Chemistry How to make biocatalysts immortal
Oxygen threatens sustainable catalysts that use hydrogen to produce electricity in fuel cells. Researchers from Bochum and Marseille have developed a way to combat this.
Efficient catalysts for converting hydrogen into electricity in fuel cells for the energy transition are often based on expensive, rare metals such as platinum. The use of cheaper metals and biological components that work just as efficiently has so far shortened the service life of catalysts as they are sensitive to oxygen. A research team from Bochum and Marseille has succeeded in integrating such a catalyst within an extremely thin protective film of molecular building blocks that shields it from oxygen and thus makes its service life practically infinite while maintaining its ability to work efficiently. The team reports in the Journal of the American Chemical Society on 16 September 2019.
The researchers led by Professor Nicolas Plumeré from the Ruhr Explores Solvation (Resolv) Cluster of Excellence at RUB worked on this study together with Dr. Vincent Fourmond and Dr. Christophe Léger from the Centre national de la recherche scientifique Marseille.
Thick layers are no good in practice
The teams have been working for some time on making efficient biocatalysts containing oxygen-sensitive hydrogenases last longer. “We developed a self-defence mechanism based on a conductive polymer film about five years ago,” explains Nicolas Plumeré. “However, it was not possible to use the catalysts in practice,” says the researcher.
In the current work, the researchers show that, even in a much thinner polymer film, the hydrogenases are safe from oxygen.
Defined protective layer made from tiny molecular spheres
The building blocks that make up the protective film are at the core of the new development.

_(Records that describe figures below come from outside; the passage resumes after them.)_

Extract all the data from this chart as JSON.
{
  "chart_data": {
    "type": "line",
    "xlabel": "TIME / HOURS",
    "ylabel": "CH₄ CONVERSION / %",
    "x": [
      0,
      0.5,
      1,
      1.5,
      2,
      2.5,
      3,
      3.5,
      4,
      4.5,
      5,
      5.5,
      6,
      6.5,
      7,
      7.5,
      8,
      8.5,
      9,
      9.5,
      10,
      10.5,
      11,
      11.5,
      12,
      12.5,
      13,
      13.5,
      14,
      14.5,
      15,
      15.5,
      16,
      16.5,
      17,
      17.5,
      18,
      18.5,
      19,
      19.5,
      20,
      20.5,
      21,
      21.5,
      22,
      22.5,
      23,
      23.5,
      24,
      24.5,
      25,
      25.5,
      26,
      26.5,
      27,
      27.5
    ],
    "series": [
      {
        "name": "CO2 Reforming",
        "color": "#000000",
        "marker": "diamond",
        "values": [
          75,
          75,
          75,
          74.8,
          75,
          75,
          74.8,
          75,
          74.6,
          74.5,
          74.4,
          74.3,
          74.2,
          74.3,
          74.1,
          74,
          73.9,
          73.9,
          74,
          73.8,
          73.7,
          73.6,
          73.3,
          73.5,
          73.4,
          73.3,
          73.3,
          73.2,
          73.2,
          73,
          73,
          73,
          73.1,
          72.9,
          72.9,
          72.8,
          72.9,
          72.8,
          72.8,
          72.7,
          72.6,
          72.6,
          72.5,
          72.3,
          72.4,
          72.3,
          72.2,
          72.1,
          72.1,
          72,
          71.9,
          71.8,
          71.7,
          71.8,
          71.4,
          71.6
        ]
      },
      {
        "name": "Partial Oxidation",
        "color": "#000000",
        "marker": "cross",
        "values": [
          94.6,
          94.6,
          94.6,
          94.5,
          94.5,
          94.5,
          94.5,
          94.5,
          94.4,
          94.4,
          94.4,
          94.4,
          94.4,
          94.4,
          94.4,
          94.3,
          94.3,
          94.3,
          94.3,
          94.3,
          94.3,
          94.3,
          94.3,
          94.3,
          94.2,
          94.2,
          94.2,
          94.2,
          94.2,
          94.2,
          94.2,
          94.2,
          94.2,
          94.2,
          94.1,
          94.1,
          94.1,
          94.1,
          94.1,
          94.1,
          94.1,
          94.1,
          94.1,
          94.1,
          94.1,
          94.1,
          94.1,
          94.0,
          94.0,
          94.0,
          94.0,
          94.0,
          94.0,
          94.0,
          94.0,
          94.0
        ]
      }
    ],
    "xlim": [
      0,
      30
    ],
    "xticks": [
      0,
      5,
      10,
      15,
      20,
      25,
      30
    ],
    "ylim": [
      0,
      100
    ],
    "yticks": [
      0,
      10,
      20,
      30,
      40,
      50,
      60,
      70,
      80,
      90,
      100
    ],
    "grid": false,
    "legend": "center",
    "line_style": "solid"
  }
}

For this, the researchers use tiny spheres with a diameter of just five nanometres, all of which have an identical structure, known as dendrimers. This allowed them to precisely control the thickness of the resulting layer.
22,000 years of efficient catalysis
The researchers were surprised to observe that the thickness of the protective film has a significant effect on the service life of the catalyst: In a film three micrometres thick, a catalyst survives in the presence of oxygen for only around ten minutes. If the film is six micrometres thick, the service life can be extended to up to one year under the same conditions. “A further two micrometres in thickness theoretically extend the life of the catalyst to 22,000 years,” say the researchers, amazed.
“This extreme longevity brings us another step closer to using such oxygen-sensitive biocatalysts in fuel cells,” says the research team.